Correggere gli errori

o lasciar perdere? E’ una domanda che mi sono posto tante volte: ci sono colleghi che dicono “non sono mica la maestra!“. Vero: neppure io sono un maestro elementare. Ma ci sono tanti, troppi studenti che, a quanto pare, non hanno mai avuto un maestro/a elementare che leggesse e correggesse i loro errori. Questo andazzo è continuato anche nelle medie inferiori, poi alle superiori e infine all’università: certi errori ripetuti con pervicacia più volte (ad es. “un’altro”, “un altra”) mi fanno pensare che nessun adulto preposto all’insegnamento abbia mai letto i testi di quella persona.

Refusi degli studenti

Quindi mi sono adattato all’idea che correggere sia un male necessario e che gli errori vadano sanzionati. Come? Per ora posso solo togliere qualche punto da votazioni comunque inflazionate. In futuro mi piacerebbe che ogni refuso implicasse il versamento di 10 € in un fondo per l’acquisto occhiali (non da sole) dei docenti.

10 commenti

  1. Parla uno che ha osato scrivere che il Pò è un fiume e che dovebbe già un versamento di 10€.

    Il primo punto è questo: se ogni errore sono 10€, piuttosto che gli occhiali il fondo professori potrebbe prevedere Ferrari o Chrysler, vista l’incredibile mole e frequenza con cui si vedono.

    Perchè succede?

    A mio parere per 2 motivi:
    1- Il futuro non è scritto a mano, è a video.

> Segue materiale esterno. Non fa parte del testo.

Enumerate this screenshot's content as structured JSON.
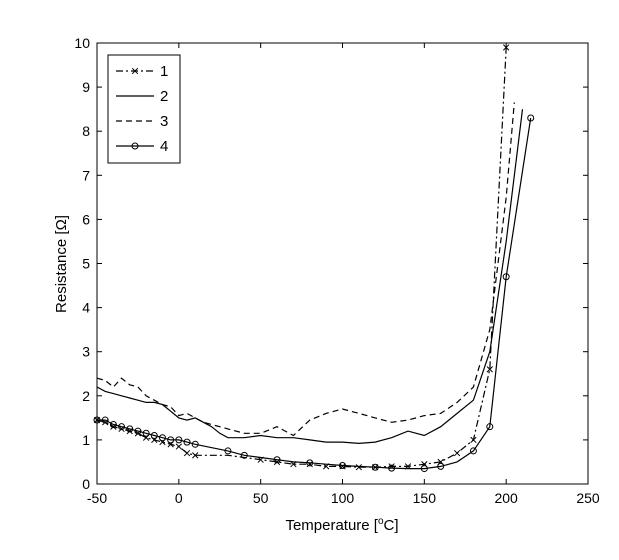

Se i programmi (citandone uno a caso: Word) hanno ormai un correttore automatico quasi ineccepibile, è logico che il povero studente disimpara, anche se acquista una notevole velocità di scrittura…Cosa è meglio?

    2- Almeno ai miei tempi, a scuola non esisteva la materia “correzioni”, ma solo l’odiatissima grammatica. La pecca è che non viene insegnata la parola scritta, ma il significato semantico, grammaticale, semiotico, infrasemiotico, avverbiale, nominale, preposizionale, paratattico eccetera. A cosa serve?
    Ti vedevi correggere le cose solo con una linea rossa.
    Logico che si impara dagli errori, ma se nessuno te li dice…insomma, se nessuno TE LI IMPARA…

  2. L’errore segue una logica perversa.

    Ci sono errori che sono fomentati e che la comunità riconosce come identificativi di sè stessi (vedi alcuni parlanti del Nord che mettono gli e la davanti ai nomi propri di persone) e altri che andrebbero bloccati sul nascere (cito Severgnini: se una parola non la sai in inglese scrivila in italiano o fatti capire, sempre meglio che produrre refusi).

    Degli errori citati da lei vedo anche il famoso pò: l’hanno inserito nell’ultimo esame di Semiotica del testo come opposto al po’ (giusto, troncamento della parola poco) e molti sono andati nel pallone (per poi scoprire che non esisteva).

    Addirittura c’è chi ha osato scrivere che pò sarebbe il fiume… no comment.

    Questi errori andrebbero bloccati e segnati subito; altrimenti si corre il rischio (come visto in una lettura del corso di Francese) di ritrovarsi manager di un’azienda e sbagliare i tempi verbali (una specie di Fantozzi francofono), facendo una figura colossale e dovendo far corsi di recupero in gran segreto.